В «Трудах Фрейда», выпущенных издательством Modern Library, есть раздел, посвященный юмору. Там он рассуждает о свойственном жителям Центральной Европы «юморе висельника». Этот немецко-австрийско-польский «юмор висельника» очень напоминает то, что Фридман именует «черным юмором».
‹…› Фрейд приводит несколько примеров. Скажем, такой. Одного человека вот-вот должны повесить, и палач спрашивает: «Хочешь что-нибудь сказать?» А осужденный отвечает: «Как-нибудь в другой раз».
Наша страна внесла колоссальный вклад в «юмор висельника». Этим неплохо отличилась тюрьма округа Кук. [Далее Курт пересказывает случай, о котором ему поведал Нельсон Олгрен.] Человека привязали к электрическому стулу, и он сказал присутствующим: «Ну, это-то наверняка станет для меня хорошим уроком»[567][568].
Смех – отклик на разочарование и обиду (слезы – еще один пример такого отклика). Он не служит ни для чего решением – как и слезы ‹…›. Фрейд приводит пример с псом, который не в состоянии пролезть через ворота, чтобы укусить человека или подраться с другой собакой, поэтому принимается рыть лапами землю. Он все равно не сможет подлезть под воротами, это рытье ничего не решает, но он же должен хоть что-нибудь делать. А человеческие существа в таких случаях плачут или смеются.
‹…›
Я производил максимальный комический эффект, когда был на литературном фестивале в соборе Парижской Богоматери. Там был громадный зал, и аудитория была так напряжена – ей казалось смешным всё, что я говорю. Стоило мне кашлянуть или прочистить горло – и все покатывались со смеху ‹…›. За два дня до этого убили Мартина Лютера Кинга ‹…›. И люди чувствовали огромную потребность или смеяться, или плакать, это были две единственно возможные реакции, которые позволяли как-то адаптироваться к ситуации. Вы ничего не могли сделать, чтобы вернуть Кинга. Так что самый громкий смех основан на самых больших разочарованиях и на самых больших страхах.
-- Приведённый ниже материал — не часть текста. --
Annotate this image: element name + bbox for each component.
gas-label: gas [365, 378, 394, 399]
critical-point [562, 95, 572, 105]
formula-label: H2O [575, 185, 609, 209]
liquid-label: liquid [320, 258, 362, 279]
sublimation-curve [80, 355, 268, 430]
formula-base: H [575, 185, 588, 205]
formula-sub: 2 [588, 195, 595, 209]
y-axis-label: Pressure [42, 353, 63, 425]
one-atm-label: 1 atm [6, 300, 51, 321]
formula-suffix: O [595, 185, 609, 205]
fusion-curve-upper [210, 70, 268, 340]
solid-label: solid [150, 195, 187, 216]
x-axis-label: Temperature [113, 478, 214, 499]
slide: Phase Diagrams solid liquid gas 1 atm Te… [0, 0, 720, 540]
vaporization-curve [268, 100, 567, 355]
На одной из моих любимых карикатур (кажется, это Шел Силверстайн[569]) изображены два парня, которые прикованы к стене камеры высотой футов восемнадцать. Они подвешены к ней за запястья, и лодыжки у них тоже скованы. Над ними – крошечное зарешеченное окошечко, в которое и мышь не пролезет. И один говорит другому: «Вот у меня какой план…»
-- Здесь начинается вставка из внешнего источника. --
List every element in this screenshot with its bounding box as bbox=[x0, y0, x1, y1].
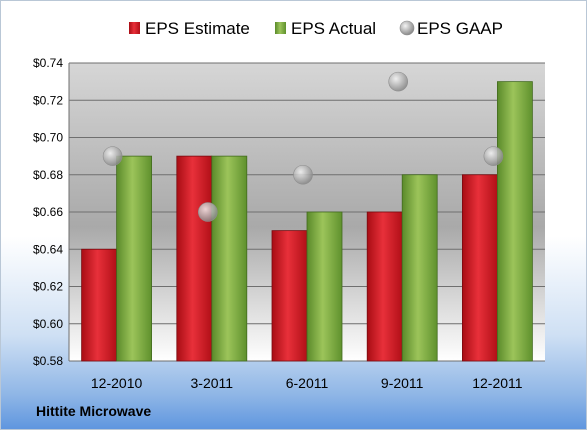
point-eps-gaap bbox=[198, 202, 218, 222]
x-tick-label: 9-2011 bbox=[381, 375, 424, 391]
x-tick-label: 3-2011 bbox=[191, 375, 234, 391]
x-tick-label: 12-2010 bbox=[91, 375, 143, 391]
bar-eps-actual bbox=[496, 81, 533, 362]
bar-eps-actual bbox=[401, 174, 438, 362]
y-axis-ticks: $0.58 $0.60 $0.62 $0.64 $0.66 $0.68 $0.70 $0.72… bbox=[33, 56, 63, 368]
point-eps-gaap bbox=[388, 71, 409, 92]
point-eps-gaap bbox=[483, 146, 504, 166]
gaap-points bbox=[102, 71, 504, 222]
legend: EPS Estimate EPS Actual EPS GAAP bbox=[129, 19, 503, 38]
y-tick-label: $0.64 bbox=[33, 242, 63, 256]
y-tick-label: $0.74 bbox=[33, 56, 63, 70]
bar-eps-estimate bbox=[366, 211, 403, 362]
x-axis-ticks: 12-2010 3-2011 6-2011 9-2011 12-2011 bbox=[91, 375, 523, 391]
legend-label: EPS Estimate bbox=[145, 19, 250, 38]
bar-eps-estimate bbox=[81, 248, 117, 362]
point-eps-gaap bbox=[102, 146, 123, 166]
legend-label: EPS GAAP bbox=[417, 19, 503, 38]
y-tick-label: $0.58 bbox=[33, 354, 63, 368]
y-tick-label: $0.70 bbox=[33, 131, 63, 145]
x-tick-label: 6-2011 bbox=[286, 375, 329, 391]
y-tick-label: $0.62 bbox=[33, 280, 63, 294]
company-label: Hittite Microwave bbox=[36, 403, 152, 419]
bar-eps-actual bbox=[306, 211, 343, 362]
bar-eps-estimate bbox=[271, 230, 308, 362]
y-tick-label: $0.60 bbox=[33, 317, 63, 331]
y-tick-label: $0.66 bbox=[33, 205, 63, 219]
point-eps-gaap bbox=[293, 164, 313, 185]
y-tick-label: $0.68 bbox=[33, 168, 63, 182]
bar-series bbox=[81, 81, 533, 362]
legend-label: EPS Actual bbox=[291, 19, 376, 38]
legend-swatch bbox=[129, 22, 140, 34]
x-tick-label: 12-2011 bbox=[472, 375, 523, 391]
bar-eps-actual bbox=[211, 155, 248, 362]
bar-eps-estimate bbox=[176, 155, 213, 362]
bar-eps-actual bbox=[116, 155, 152, 362]
y-tick-label: $0.72 bbox=[33, 93, 63, 107]
bar-eps-estimate bbox=[461, 174, 498, 362]
legend-swatch bbox=[275, 22, 286, 34]
legend-swatch bbox=[399, 20, 415, 36]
Это совершенно противоречит американскому духу рассказывания историй – поместить героя в такое положение, из которого он не может выбраться. Но, по-моему, в реальной жизни это происходит сплошь и рядом… и мне одновременно и страшно, и смешно, когда я думаю о том, что в нашей культуре существует это ожидание – расчет на то, что человек всегда может справиться со своими проблемами. Как бы все время подразумевается, что, если вы просто приложите чуть больше энергии и усилий, чуть активнее поборетесь, проблему всегда можно будет решить. Но это настолько неверно, что мне даже плакать хочется. Или смеяться[570].
~
Джим Зигельман, уже упоминавшийся нами «самородок» (так именовали себя гарвардские студенты, обучавшиеся у Воннегута), рассказывает следующую историю о воннегутовском юморе:
Курт учил нас, что смерть – это самая главная шутка в мире. Так сказать, финальная насмешка, последний взрыв хохота. И я написал рассказ, пародию на «Историю любви»[571] (тогда она была в большой моде). Там герой по имени Сидни, гарвардский первокурсник, влюбляется в очень стройную и гибкую старшекурсницу Лесли, которая учится в Рэдклифф-колледже и в конце концов случайно принимает смертельную дозу ртути. Самая ударная реплика в моем рассказе возникает в момент посткоитальных раздумий героев. Там звучит такой диалог:
«– Я совсем не общаюсь с родителями, – сказал Сидни.
– И кто в этом виноват? – спросила Лесли.
– На самом-то деле никто, – ответил он. – Они оба давно умерли».